如何在Python中的范围内生成非素数随机数?
我很困惑如何创建一个能够在一定范围内产生非素数的算法。我是定义函数还是创建条件语句?我希望范围内的每个数字具有相同的概率。例如,在1 - 100中,每个非素数不会有1%的几率,而是有1.35%的几率。
答案 0 :(得分:3)
现在,你对效率一无所知,这肯定会得到优化,但这应该可以解决问题。这应该是测试素数的有效算法:
import random
def isPrime(n):
if n % 2 == 0 and n > 2:
return False
return all(n % i for i in range(3, int(math.sqrt(n)) + 1, 2))
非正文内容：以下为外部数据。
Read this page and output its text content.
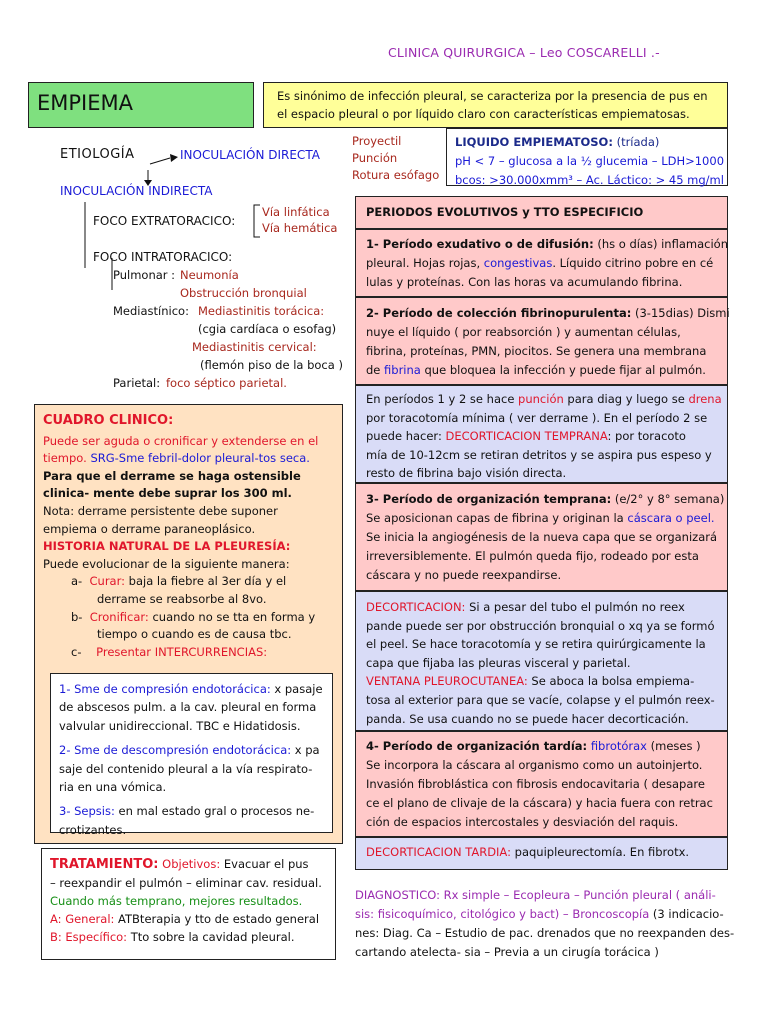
CLINICA QUIRURGICA – Leo COSCARELLI .-
EMPIEMA	Es sinónimo de infección pleural, se caracteriza por la presencia de pus en

el espacio pleural o por líquido claro con características empiematosas.

ETIOLOGÍA	INOCULACIÓN DIRECTA

Proyectil

Punción

Rotura esófago

INOCULACIÓN INDIRECTA
FOCO EXTRATORACICO:

Vía linfática

Vía hemática

FOCO INTRATORACICO:
Pulmonar : Neumonía
Obstrucción bronquial
Mediastínico: Mediastinitis torácica:
(cgia cardíaca o esofag)
Mediastinitis cervical:
(flemón piso de la boca )
Parietal: foco séptico parietal.

LIQUIDO EMPIEMATOSO: (tríada)

pH < 7 – glucosa a la ½ glucemia – LDH>1000

bcos: >30.000xmm³ – Ac. Láctico: > 45 mg/ml

PERIODOS EVOLUTIVOS y TTO ESPECIFICIO

1- Período exudativo o de difusión: (hs o días) inflamación

pleural. Hojas rojas, congestivas. Líquido citrino pobre en cé

lulas y proteínas. Con las horas va acumulando fibrina.

2- Período de colección fibrinopurulenta: (3-15dias) Dismi

nuye el líquido ( por reabsorción ) y aumentan células,

fibrina, proteínas, PMN, piocitos. Se genera una membrana

de fibrina que bloquea la infección y puede fijar al pulmón.

En períodos 1 y 2 se hace punción para diag y luego se drena

por toracotomía mínima ( ver derrame ). En el período 2 se

puede hacer: DECORTICACION TEMPRANA: por toracoto

mía de 10-12cm se retiran detritos y se aspira pus espeso y

resto de fibrina bajo visión directa.

3- Período de organización temprana: (e/2° y 8° semana)

Se aposicionan capas de fibrina y originan la cáscara o peel.

Se inicia la angiogénesis de la nueva capa que se organizará

irreversiblemente. El pulmón queda fijo, rodeado por esta

cáscara y no puede reexpandirse.

DECORTICACION: Si a pesar del tubo el pulmón no reex

pande puede ser por obstrucción bronquial o xq ya se formó

el peel. Se hace toracotomía y se retira quirúrgicamente la

capa que fijaba las pleuras visceral y parietal.

VENTANA PLEUROCUTANEA: Se aboca la bolsa empiema-

tosa al exterior para que se vacíe, colapse y el pulmón reex-

panda. Se usa cuando no se puede hacer decorticación.

4- Período de organización tardía: fibrotórax (meses )

Se incorpora la cáscara al organismo como un autoinjerto.

Invasión fibroblástica con fibrosis endocavitaria ( desapare

ce el plano de clivaje de la cáscara) y hacia fuera con retrac

ción de espacios intercostales y desviación del raquis.

DECORTICACION TARDIA: paquipleurectomía. En fibrotx.

CUADRO CLINICO:

Puede ser aguda o cronificar y extenderse en el

tiempo. SRG-Sme febril-dolor pleural-tos seca.

Para que el derrame se haga ostensible

clinica- mente debe suprar los 300 ml.

Nota: derrame persistente debe suponer

empiema o derrame paraneoplásico.

HISTORIA NATURAL DE LA PLEURESÍA:

Puede evolucionar de la siguiente manera:

a- Curar: baja la fiebre al 3er día y el

derrame se reabsorbe al 8vo.

b- Cronificar: cuando no se tta en forma y

tiempo o cuando es de causa tbc.

c- Presentar INTERCURRENCIAS:

1- Sme de compresión endotorácica: x pasaje

de abscesos pulm. a la cav. pleural en forma

valvular unidireccional. TBC e Hidatidosis.

2- Sme de descompresión endotorácica: x pa

saje del contenido pleural a la vía respirato-

ria en una vómica.

3- Sepsis: en mal estado gral o procesos ne-

crotizantes.

TRATAMIENTO: Objetivos: Evacuar el pus

– reexpandir el pulmón – eliminar cav. residual.

Cuando más temprano, mejores resultados.

A: General: ATBterapia y tto de estado general

B: Específico: Tto sobre la cavidad pleural.

DIAGNOSTICO: Rx simple – Ecopleura – Punción pleural ( análi-

sis: fisicoquímico, citológico y bact) – Broncoscopía (3 indicacio-

nes: Diag. Ca – Estudio de pac. drenados que no reexpanden des-

cartando atelecta- sia – Previa a un cirugía torácica )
def randomNonPrime(rangeMin, rangeMax):
nonPrimes = filter(lambda n: not isPrime(n), xrange(rangeMin, rangeMax+1))
if not nonPrimes:
return None
return random.choice(nonPrimes)
minMax = (1000, 10000)
print randomNonPrime(*minMax)
在返回范围内所有非素数的列表后,从非素数列表中选择一个随机值,使得范围内任何非素数的选择与该范围内的任何其他非素数一样可能
修改强>
虽然你没有问过效率,但我感到很无聊,所以我想出了一种方法,这使得(1000, 10000000)
范围内的import numpy
import sympy
def randomNonPrime(rangeMin, rangeMax):
primesInRange = numpy.fromiter(
sympy.sieve.primerange(rangeMin, rangeMax),
dtype=numpy.uint32,
count=-1
)
numbersInRange = numpy.arange(rangeMin, rangeMax+1, dtype=numpy.uint32)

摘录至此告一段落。